273. Kleine Nervensägen

Kleine Nervensägen

Kathi saß in ihrem Zimmer und räumte ihren Kasten mit den Malsachen zur Seite. Sie hatte schon seit ein paar Wochen keine Lust mehr auf ihr Hobby.
»Immer wieder das Gleiche. Das ist doch langweilig.«, murmelte sie vor sich hin.
»Außerdem quillen meine Schränke bald über.«
Sie sah sich um. In den Vitrinen, hinter Glasscheiben, standen kleine Sammelfiguren. Manche trugen Schwerter, die anderen machten lustige Gesichter und wieder andere sahen Menschen nicht einmal ähnlich.
Und dann war da noch dieser große Pappkarton. Darin lagerten noch ungefähr zehn weitere Figuren. Sie waren aber noch von oben bis unten weiß. Kathi hatte sie nicht angemalt und die Lust dazu war auch vorbei.
»Vielleicht sollte ich mir ein neues Hobby suchen. Bücher lesen wird mir bestimmt gefallen oder ich schreibe selbst Geschichten.«
Doch da es schon sehr spät war, dachte sie nicht weiter nach und legte sich kurze Zeit später ins Bett und schlief bald ein.

Irgendwann mitten in der Nacht schreckte Kathi aus ihrem Schlaf hoch.
»Was war das?«
Sie hielt den Atem an und lauschte in die Stille hinein.
»Wer ist denn da? Hallo?«
Doch niemand meldete sich. Alles blieb still. Also zog sich Kathi wieder die Decke bis über die Nase und schlief wieder ein.
Es dauerte allerdings nicht lange, bis sie wieder geweckt wurde.
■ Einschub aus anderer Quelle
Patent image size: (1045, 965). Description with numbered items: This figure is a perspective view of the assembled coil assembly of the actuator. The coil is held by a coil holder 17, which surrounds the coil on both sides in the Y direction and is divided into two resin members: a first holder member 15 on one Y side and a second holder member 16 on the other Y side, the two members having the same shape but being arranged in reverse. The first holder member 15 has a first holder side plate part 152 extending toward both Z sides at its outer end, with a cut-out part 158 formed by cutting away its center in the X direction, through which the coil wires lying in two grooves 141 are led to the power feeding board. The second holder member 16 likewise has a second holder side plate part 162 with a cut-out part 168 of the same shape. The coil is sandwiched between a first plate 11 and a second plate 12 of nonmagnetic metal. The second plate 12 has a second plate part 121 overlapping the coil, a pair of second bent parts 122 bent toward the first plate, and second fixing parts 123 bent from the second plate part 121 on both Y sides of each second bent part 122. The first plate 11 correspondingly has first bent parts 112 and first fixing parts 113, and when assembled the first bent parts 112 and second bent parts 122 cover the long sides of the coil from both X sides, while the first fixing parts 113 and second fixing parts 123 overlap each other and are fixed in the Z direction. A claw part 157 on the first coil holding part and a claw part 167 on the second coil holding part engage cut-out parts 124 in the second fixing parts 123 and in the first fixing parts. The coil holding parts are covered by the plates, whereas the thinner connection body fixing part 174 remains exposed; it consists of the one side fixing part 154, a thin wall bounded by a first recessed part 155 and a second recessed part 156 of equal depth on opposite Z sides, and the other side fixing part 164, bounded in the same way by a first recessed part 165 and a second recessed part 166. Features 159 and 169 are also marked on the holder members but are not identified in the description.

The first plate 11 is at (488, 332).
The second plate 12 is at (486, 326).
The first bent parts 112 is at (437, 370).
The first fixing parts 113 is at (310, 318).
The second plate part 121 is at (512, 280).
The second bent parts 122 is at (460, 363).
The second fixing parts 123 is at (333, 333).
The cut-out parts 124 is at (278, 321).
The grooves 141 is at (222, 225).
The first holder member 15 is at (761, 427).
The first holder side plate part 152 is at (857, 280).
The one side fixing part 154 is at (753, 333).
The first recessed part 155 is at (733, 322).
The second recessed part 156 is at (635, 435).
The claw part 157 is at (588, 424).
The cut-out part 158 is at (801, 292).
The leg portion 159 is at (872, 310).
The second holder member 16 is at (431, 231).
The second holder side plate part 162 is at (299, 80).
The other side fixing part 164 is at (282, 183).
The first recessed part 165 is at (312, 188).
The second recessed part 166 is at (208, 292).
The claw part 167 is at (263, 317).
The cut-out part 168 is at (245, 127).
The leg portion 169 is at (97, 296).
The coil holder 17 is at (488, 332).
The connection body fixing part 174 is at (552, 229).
»Dieses Mal habe ich es genau gehört. Da ist doch jemand in meinem Zimmer.«
Sie schaltete die kleine Lampe auf dem Nachttisch an und sah sich um. Aber es war niemand zu sehen. Alles sah so aus, wie es am Abend gewesen war.
Wirklich alles?
»Moment mal. Da stimmt doch etwas nicht.«
Zwei Glastüren ihrer Vitrine standen ein Stück auf und mehrere ihrer Figuren fehlten.
»Hilfe, ich wurde beklaut.«
Sofort wollte sie aufstehen. Sie richtete sich auf und wollte gerade das Bett verlassen, als sie eine Stimme hörte.
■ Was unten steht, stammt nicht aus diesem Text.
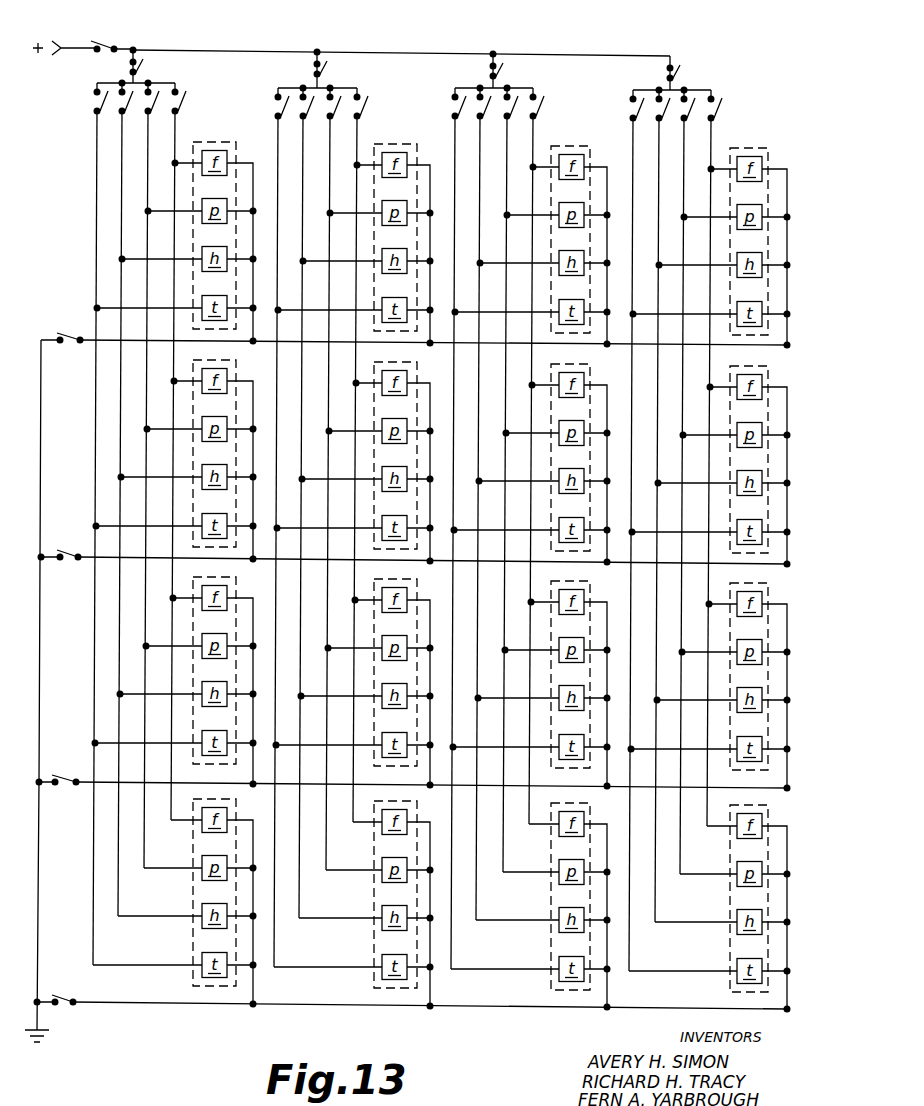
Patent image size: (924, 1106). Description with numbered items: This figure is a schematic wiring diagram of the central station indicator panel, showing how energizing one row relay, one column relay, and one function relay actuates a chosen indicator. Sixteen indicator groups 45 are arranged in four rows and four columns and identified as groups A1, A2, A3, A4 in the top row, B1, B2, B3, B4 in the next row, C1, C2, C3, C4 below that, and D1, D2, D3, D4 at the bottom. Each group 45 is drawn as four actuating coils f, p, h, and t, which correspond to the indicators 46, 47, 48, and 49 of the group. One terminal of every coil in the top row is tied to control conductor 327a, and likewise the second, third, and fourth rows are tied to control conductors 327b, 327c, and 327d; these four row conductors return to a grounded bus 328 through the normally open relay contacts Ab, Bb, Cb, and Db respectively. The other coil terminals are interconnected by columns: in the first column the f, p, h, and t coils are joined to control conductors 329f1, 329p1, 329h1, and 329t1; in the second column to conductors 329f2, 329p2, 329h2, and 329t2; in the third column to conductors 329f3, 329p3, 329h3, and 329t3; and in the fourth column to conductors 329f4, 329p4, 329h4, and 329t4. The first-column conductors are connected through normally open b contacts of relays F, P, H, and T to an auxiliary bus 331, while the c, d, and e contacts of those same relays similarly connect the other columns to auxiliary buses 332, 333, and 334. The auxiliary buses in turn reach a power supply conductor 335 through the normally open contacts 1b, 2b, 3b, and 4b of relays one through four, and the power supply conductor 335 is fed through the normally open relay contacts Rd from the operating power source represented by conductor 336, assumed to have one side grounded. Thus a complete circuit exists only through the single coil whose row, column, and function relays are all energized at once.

The conductor 336 is at (71, 46).
The relay contacts Rd is at (112, 35).
The power supply conductor 335 is at (238, 50).
The normally open b contact of relay 1 1b is at (148, 66).
The auxiliary bus 331 is at (176, 84).
The normally open b contact of relay 2 2b is at (332, 70).
The auxiliary bus 332 is at (358, 89).
The normally open b contact of relay 3 3b is at (508, 71).
The auxiliary bus 333 is at (534, 88).
The normally open b contact of relay 4 4b is at (685, 73).
The auxiliary bus 334 is at (712, 90).
The control conductor 329t1 is at (97, 208).
The control conductor 329h1 is at (122, 188).
The control conductor 329p1 is at (148, 162).
The control conductor 329f1 is at (175, 139).
The control conductor 329t2 is at (300, 967).
The control conductor 329h2 is at (305, 918).
The control conductor 329p2 is at (322, 870).
The control conductor 329f2 is at (350, 822).
The control conductor 329t3 is at (472, 969).
The control conductor 329h3 is at (480, 920).
The control conductor 329p3 is at (499, 872).
The control conductor 329f3 is at (526, 824).
The control conductor 329t4 is at (638, 971).
The control conductor 329h4 is at (658, 922).
The control conductor 329p4 is at (676, 874).
The control conductor 329f4 is at (706, 826).
The normally open relay contacts Ab is at (67, 348).
The control conductor 327a is at (102, 343).
The normally open relay contacts Bb is at (66, 565).
The control conductor 327b is at (100, 560).
The normally open relay contacts Cb is at (64, 790).
The control conductor 327c is at (100, 786).
The normally open relay contacts Db is at (62, 1011).
The control conductor 327d is at (112, 1004).
The grounded bus 328 is at (41, 664).
The indicator group 45 is at (194, 143).
The indicator 46 is at (228, 158).
The indicator 47 is at (229, 207).
The indicator 48 is at (229, 255).
The indicator 49 is at (229, 303).
The indicator group A1 is at (175, 232).
The indicator group A2 is at (354, 234).
The indicator group A3 is at (531, 235).
The indicator group A4 is at (710, 237).
The indicator group B1 is at (174, 450).
The indicator group B2 is at (353, 452).
The indicator group B3 is at (530, 453).
The indicator group B4 is at (709, 455).
The indicator group C1 is at (174, 671).
The indicator group C2 is at (353, 672).
The indicator group C3 is at (530, 674).
The indicator group C4 is at (709, 676).
The indicator group D1 is at (173, 892).
The indicator group D2 is at (352, 894).
The indicator group D3 is at (529, 895).
The indicator group D4 is at (708, 897).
»Hey, pass auf. Du bist nicht allein auf der Welt. Nimm Rücksicht auf uns und halt deine Füße woanders hin.«
Kathi erschrak. Was war das für eine Stimme gewesen. Sie warf einen vorsichtigen Blick vor ihr Bett und entdeckte ihre Figuren.
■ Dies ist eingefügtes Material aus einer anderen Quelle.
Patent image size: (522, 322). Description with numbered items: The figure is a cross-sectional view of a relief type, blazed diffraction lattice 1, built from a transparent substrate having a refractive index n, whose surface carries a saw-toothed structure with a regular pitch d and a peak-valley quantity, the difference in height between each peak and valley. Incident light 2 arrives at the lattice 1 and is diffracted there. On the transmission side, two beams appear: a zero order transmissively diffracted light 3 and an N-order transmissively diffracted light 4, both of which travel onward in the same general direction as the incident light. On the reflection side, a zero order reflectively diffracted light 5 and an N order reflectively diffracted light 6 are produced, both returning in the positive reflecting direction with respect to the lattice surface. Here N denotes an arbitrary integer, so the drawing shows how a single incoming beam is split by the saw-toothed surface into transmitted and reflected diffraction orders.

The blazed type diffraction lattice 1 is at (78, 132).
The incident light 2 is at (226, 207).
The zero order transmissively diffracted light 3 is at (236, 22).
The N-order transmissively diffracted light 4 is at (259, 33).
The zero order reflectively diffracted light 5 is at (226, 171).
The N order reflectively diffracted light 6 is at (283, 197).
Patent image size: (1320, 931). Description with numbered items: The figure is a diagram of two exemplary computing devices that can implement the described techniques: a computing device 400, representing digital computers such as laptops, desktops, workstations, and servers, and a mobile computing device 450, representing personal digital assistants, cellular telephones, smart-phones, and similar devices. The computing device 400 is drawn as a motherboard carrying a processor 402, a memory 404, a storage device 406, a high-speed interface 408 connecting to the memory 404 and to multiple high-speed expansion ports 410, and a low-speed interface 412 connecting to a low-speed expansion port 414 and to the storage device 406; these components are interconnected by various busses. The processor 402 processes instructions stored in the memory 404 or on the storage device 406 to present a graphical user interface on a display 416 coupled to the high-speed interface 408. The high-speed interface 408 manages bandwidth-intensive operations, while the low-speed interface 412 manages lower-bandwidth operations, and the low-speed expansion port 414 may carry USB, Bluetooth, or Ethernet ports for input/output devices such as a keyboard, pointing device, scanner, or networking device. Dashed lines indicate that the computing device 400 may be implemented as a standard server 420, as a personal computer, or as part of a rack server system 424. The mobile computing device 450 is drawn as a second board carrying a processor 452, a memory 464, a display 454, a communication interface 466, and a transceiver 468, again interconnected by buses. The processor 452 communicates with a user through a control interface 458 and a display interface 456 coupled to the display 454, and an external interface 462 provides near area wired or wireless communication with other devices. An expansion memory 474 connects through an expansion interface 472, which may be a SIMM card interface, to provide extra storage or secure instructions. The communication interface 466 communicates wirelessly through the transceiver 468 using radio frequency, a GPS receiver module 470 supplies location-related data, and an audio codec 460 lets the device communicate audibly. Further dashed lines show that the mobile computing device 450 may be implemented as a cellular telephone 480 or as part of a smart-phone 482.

»Ihr lebt und könnt sprechen?«, fragte sie unsicher.
»Was denkst du denn? Könntest du uns sonst hören?«, kam die knappe Antwort von einem kleinen Krieger.
»Aber was macht ihr denn? Ihr könnt doch nicht einfach abhauen, ohne mir Bescheid zu sagen.«
Da meldete sich eine zweite Stimme.
»Wir hauen doch gar nicht ab.«
Ein kleiner Kobold kam unter dem Bett hervor. In seiner Hand schwang er eine Axt und sah ziemlich grimmig aus.
»Wir verteidigen nur unser Königreich gegen die weiße Armee.«
Kathi war verwirrt und verstand gar nichts mehr. Deswegen verdrehte der Kobold seine Augen.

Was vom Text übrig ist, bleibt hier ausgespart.